Che privo dello squalificato (tre mesi!) Menichini e in attesa che il nuovo acquisto Marzeglia possa dirsi dei titolari, ha dovuto rinunciare anche all’apporto di Giandomenico febbricitante: così è stato riproposto il 4-3-3 di una settimana fa, con identico punteggio finale anche se raggiunto con più facilità.
Non è stato certamente uno spettacolo, perché per esserlo occorre provarci in due e la Fulgor, oggettivamente, poteva sperare solo in un difficile pareggio. Zazzetta tornava titolare e sulla sinistra per i maceratesi (accompagnati da una ventina di tifosi che inveivano contro la società) erano frequenti dolori. Sulla destra D’Angelo non sembrava in giornata fin quando, guarda un po’, azzeccava l’assist della giornata e proprio Zazzetta ringraziava. Dopo un’altra manciata di occasioni, era Cacciatore a siglare il 2-0 (anche qui Zazzetta ci metteva lo zampino).
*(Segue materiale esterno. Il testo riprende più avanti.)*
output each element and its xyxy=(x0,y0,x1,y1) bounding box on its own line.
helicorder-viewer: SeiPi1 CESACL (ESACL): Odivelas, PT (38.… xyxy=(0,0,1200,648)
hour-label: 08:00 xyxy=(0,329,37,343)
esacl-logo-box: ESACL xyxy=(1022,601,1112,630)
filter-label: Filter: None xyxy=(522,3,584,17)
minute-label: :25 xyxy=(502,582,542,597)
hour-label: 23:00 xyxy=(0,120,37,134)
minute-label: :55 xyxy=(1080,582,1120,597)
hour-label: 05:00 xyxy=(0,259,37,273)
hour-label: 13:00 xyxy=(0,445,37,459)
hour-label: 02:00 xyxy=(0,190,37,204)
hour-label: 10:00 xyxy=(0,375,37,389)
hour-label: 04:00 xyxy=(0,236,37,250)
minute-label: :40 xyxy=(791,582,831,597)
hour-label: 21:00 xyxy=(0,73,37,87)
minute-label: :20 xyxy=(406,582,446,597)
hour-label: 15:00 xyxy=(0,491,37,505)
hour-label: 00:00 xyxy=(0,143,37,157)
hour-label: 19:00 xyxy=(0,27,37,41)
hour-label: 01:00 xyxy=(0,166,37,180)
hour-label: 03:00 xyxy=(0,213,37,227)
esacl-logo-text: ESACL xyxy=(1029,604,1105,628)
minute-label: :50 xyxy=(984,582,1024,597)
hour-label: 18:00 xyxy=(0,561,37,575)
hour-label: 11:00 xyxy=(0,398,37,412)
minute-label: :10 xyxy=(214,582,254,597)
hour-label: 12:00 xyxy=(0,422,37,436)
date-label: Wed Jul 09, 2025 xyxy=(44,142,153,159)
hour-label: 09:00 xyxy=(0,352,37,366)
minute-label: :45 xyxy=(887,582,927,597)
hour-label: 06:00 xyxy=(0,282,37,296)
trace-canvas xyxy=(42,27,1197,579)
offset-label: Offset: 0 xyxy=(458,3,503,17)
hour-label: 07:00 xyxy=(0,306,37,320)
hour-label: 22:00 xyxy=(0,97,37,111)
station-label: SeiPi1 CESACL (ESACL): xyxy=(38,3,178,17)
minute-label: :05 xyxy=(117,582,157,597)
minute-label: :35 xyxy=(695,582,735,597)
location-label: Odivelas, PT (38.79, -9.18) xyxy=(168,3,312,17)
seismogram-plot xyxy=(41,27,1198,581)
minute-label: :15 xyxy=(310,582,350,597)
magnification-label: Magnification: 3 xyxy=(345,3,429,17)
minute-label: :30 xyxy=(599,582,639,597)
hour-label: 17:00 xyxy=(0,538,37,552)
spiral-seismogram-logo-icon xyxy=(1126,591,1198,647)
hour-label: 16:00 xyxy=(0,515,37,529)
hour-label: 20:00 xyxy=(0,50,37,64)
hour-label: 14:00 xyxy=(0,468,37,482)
La partita finiva qui, nonostante le due espulsioni di Trillini e poi Oresti (severo l’arbitro Paolini) nella ripresa. La Samb giocava al piccolo trotto e sembrava quasi non voler approfittare. Anche il nuovo arrivato Marzeglia aveva la sua opportunità, però non realizzava.
Nel dopo partita le parole più forti erano del direttore sportivo rossoblu Giulio Spadoni, che esprimeva il punto di vista della società in merito alla squalifica di Menichini. Nessuno sembra voler bene alla Samb, nemmeno la Fortitudo Fabriano che non ha concesso il rinvio della partita di domenica, quando gli under rossoblu torneranno da Viareggio dove, in settimana, saranno impegnati in tre partite del torneo giovanile viareggino. Peccato.
La gara per il primo posto, con il rallentamento dell’Urbania e l’eclissarsi della Vis sembra oramai affare tra Samb e Fermana, che resta a cinque punti di distanza. Dopo Fabriano i ragazzi di Palladini andranno a Tolentino e l’ambizione è quella di mantenere invariato il margine conquistato.